Justiça dos EUA diz que há indícios de suborno em contratos da CBF na Copa do Brasil

A Justiça dos Estados Unidos disse, nesta quarta-feira, que foram encontrados indícios de práticas ilícitas nos contratos de patrocínio e de transmissão da Copa do Brasil, assinados pela Confederação Brasileira de Futebol (CBF). Segundo comunicado divulgado hoje (27), pelo Departamento de Justiça, "o outro esquema investigado" - além do que apura suspeita de irregularidades na escolha de Rússia e Catar para sediar a Copa do Mundo em 2018 e 2022, respectivamente - está relacionado ao pedido e recebimento de subornos e propinas por autoridades do futebol e executivos de marketing esportivo durante as negociações sobre o direito de transmissão de campeonatos. 

Entre os eventos citados nominalmente está a Copa do Brasil, organizada pela CBF. A nota também menciona o "pagamento e recebimento de subornos e propinas em conexão com o patrocínio da CBF por uma grande empresa sportswear dos EUA. Atualmente, a patrocinadora oficial da CBF é a Nike.

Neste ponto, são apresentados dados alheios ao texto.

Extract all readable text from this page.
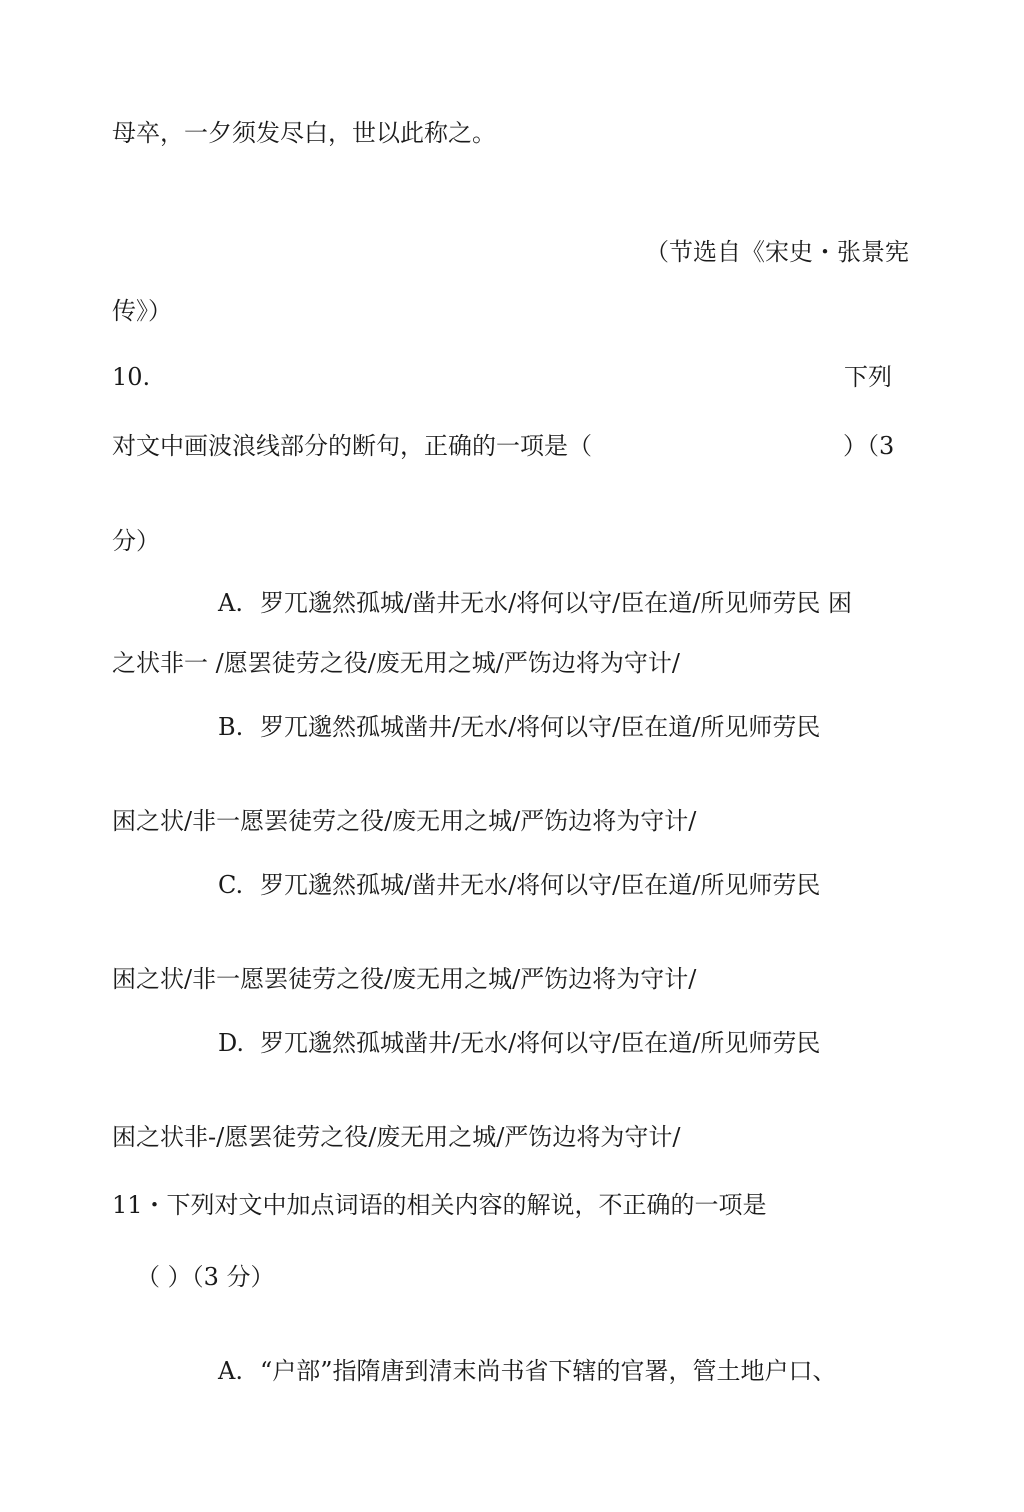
母卒，一夕须发尽白，世以此称之。

（节选自《宋史・张景宪

传》）

10.	下列

对文中画波浪线部分的断句，正确的一项是（	）（3

分）

A. 罗兀邈然孤城/凿井无水/将何以守/臣在道/所见师劳民 困

之状非一 /愿罢徒劳之役/废无用之城/严饬边将为守计/

B. 罗兀邈然孤城凿井/无水/将何以守/臣在道/所见师劳民

困之状/非一愿罢徒劳之役/废无用之城/严饬边将为守计/

C. 罗兀邈然孤城/凿井无水/将何以守/臣在道/所见师劳民

困之状/非一愿罢徒劳之役/废无用之城/严饬边将为守计/

D. 罗兀邈然孤城凿井/无水/将何以守/臣在道/所见师劳民

困之状非-/愿罢徒劳之役/废无用之城/严饬边将为守计/

11・下列对文中加点词语的相关内容的解说，不正确的一项是

（ ）（3 分）

A. “户部”指隋唐到清末尚书省下辖的官署，管土地户口、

Os nomes de três brasileiros constam da relação de investigados divulgada pelo Departamento de Justiça dos Estados Unidos. Além do ex-presidente da CBF, José Maria Marin, detido esta manhã, em Zurique, Suíça, são citados o empresário José Hawilla, dono da Traffic Group, e José Margulies, dono de empresas de transmissão de eventos esportivos.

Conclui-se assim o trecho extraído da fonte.